進化を促す圧力を、『淘汰圧』と言います。 たとえば草食動物にとって、食べられる草が不足していて、食べられそうな木の葉っぱには届かない、という状況は淘汰圧になります。 木の葉っぱが食べられる、少しでも首の長い個体が生き残って子孫を残すことで、首の長いキリンに進化したわけですね。 人類もそうやって進化してきたはずですが、現代社会では生存競争がそこまで激しくないので、基本的には誰でも生き残って子孫を残すことが可能で、淘汰圧は低いと言えます。 なので人類はこれ以上進化しにくいでしょう。
感染者を閉じ込めて、そこに「優れたものしか生き残れない」という淘汰圧をかければ、確かに進化は促進される可能性があります。 進化するのは人間というよりは、とりついているウィルスの方かもしれませんが、それによって茎道の狙いである”アポカリプスウィルスによって進化した人間”が生まれるのかもしれません。
”淘汰”はキーワードですしね。葬儀社のモットーも、「淘汰されるものに葬送の歌を贈り続ける」でした。
セガイが集たちにこだわるのは、進化する個体の候補として筆頭格だからでは。 すでに集はヴォイドゲノムに感染して、進化した人類と言える存在になっていますが、あれもアポカリプスウィルスの研究の過程で生まれたもののはずで、さらなる進化に最も近いように見えます。
この仮説が正しいとすれば、セガイたちは今後も集にちょっかいを出し続けるのでしょう。 最初は殺さない程度にしつつ、圧力を強めていくのでは。 革命家になるつもりは無かった集ですが、否応なく戦わなければならない状況に追い込まれるようです。

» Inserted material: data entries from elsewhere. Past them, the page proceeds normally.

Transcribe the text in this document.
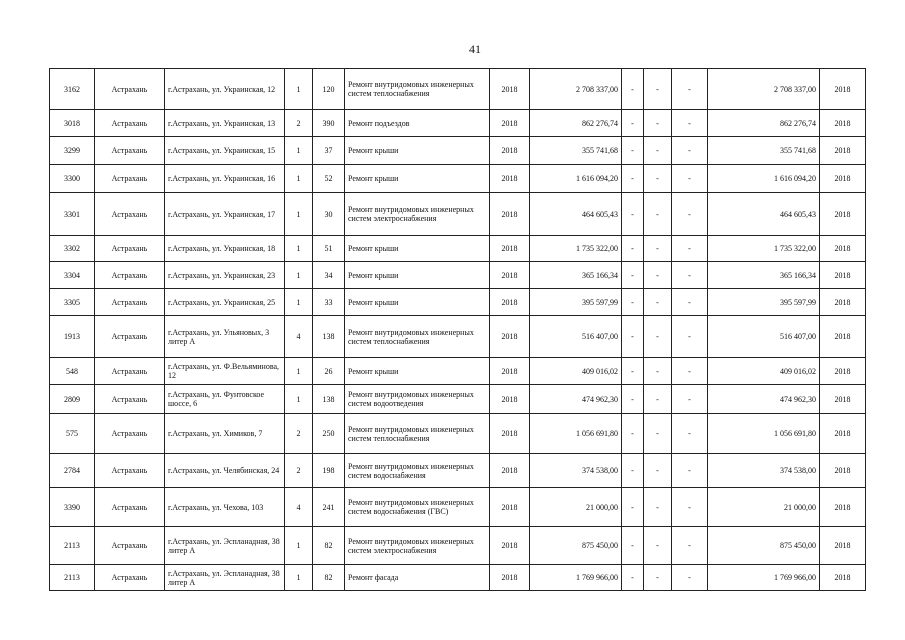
41
3162	Астрахань	г.Астрахань, ул. Украинская, 12	1	120	Ремонт внутридомовых инженерных систем теплоснабжения	2018	2 708 337,00	-	-	-	2 708 337,00	2018
3018	Астрахань	г.Астрахань, ул. Украинская, 13	2	390	Ремонт подъездов	2018	862 276,74	-	-	-	862 276,74	2018
3299	Астрахань	г.Астрахань, ул. Украинская, 15	1	37	Ремонт крыши	2018	355 741,68	-	-	-	355 741,68	2018
3300	Астрахань	г.Астрахань, ул. Украинская, 16	1	52	Ремонт крыши	2018	1 616 094,20	-	-	-	1 616 094,20	2018
3301	Астрахань	г.Астрахань, ул. Украинская, 17	1	30	Ремонт внутридомовых инженерных систем электроснабжения	2018	464 605,43	-	-	-	464 605,43	2018
3302	Астрахань	г.Астрахань, ул. Украинская, 18	1	51	Ремонт крыши	2018	1 735 322,00	-	-	-	1 735 322,00	2018
3304	Астрахань	г.Астрахань, ул. Украинская, 23	1	34	Ремонт крыши	2018	365 166,34	-	-	-	365 166,34	2018
3305	Астрахань	г.Астрахань, ул. Украинская, 25	1	33	Ремонт крыши	2018	395 597,99	-	-	-	395 597,99	2018
1913	Астрахань	г.Астрахань, ул. Ульяновых, 3 литер А	4	138	Ремонт внутридомовых инженерных систем теплоснабжения	2018	516 407,00	-	-	-	516 407,00	2018
548	Астрахань	г.Астрахань, ул. Ф.Вельяминова, 12	1	26	Ремонт крыши	2018	409 016,02	-	-	-	409 016,02	2018
2809	Астрахань	г.Астрахань, ул. Фунтовское шоссе, 6	1	138	Ремонт внутридомовых инженерных систем водоотведения	2018	474 962,30	-	-	-	474 962,30	2018
575	Астрахань	г.Астрахань, ул. Химиков, 7	2	250	Ремонт внутридомовых инженерных систем теплоснабжения	2018	1 056 691,80	-	-	-	1 056 691,80	2018
2784	Астрахань	г.Астрахань, ул. Челябинская, 24	2	198	Ремонт внутридомовых инженерных систем водоснабжения	2018	374 538,00	-	-	-	374 538,00	2018
3390	Астрахань	г.Астрахань, ул. Чехова, 103	4	241	Ремонт внутридомовых инженерных систем водоснабжения (ГВС)	2018	21 000,00	-	-	-	21 000,00	2018
2113	Астрахань	г.Астрахань, ул. Эспланадная, 38 литер А	1	82	Ремонт внутридомовых инженерных систем электроснабжения	2018	875 450,00	-	-	-	875 450,00	2018
2113	Астрахань	г.Астрахань, ул. Эспланадная, 38 литер А	1	82	Ремонт фасада	2018	1 769 966,00	-	-	-	1 769 966,00	2018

環状七号線の内側を封鎖、という設定はちょっと面白いですね。 というのも、首都圏で大地震が起った場合、環七の内側は自動車通行禁止になるという決まりがあるのです。 都心の道路にはあちこちに、「この道路は震度6以上の地震が発生すると通行禁止になります」という標識があります。 これは救難や消火をスムーズにするためでしょうけれど、見方を変えれば、都心の住民は自家用車で逃げることを禁止され、閉じ込められるわけで、どうなのかなと以前から思っていました。 そういう現実とさりげなくリンクしています。
今回は綾瀬が印象的でした。 涯を失ったショックと、それからの立ち直りを、彼女を通して描いていましたからね。 綾瀬が前向きになったことで、集や周囲の人々にもいい影響を与えています。 あまり悲壮感を見せず、ラフに構えて巨大なGHQに立ち向かうのが葬儀社らしいはずで、そんな活躍が再び見られることを期待しています。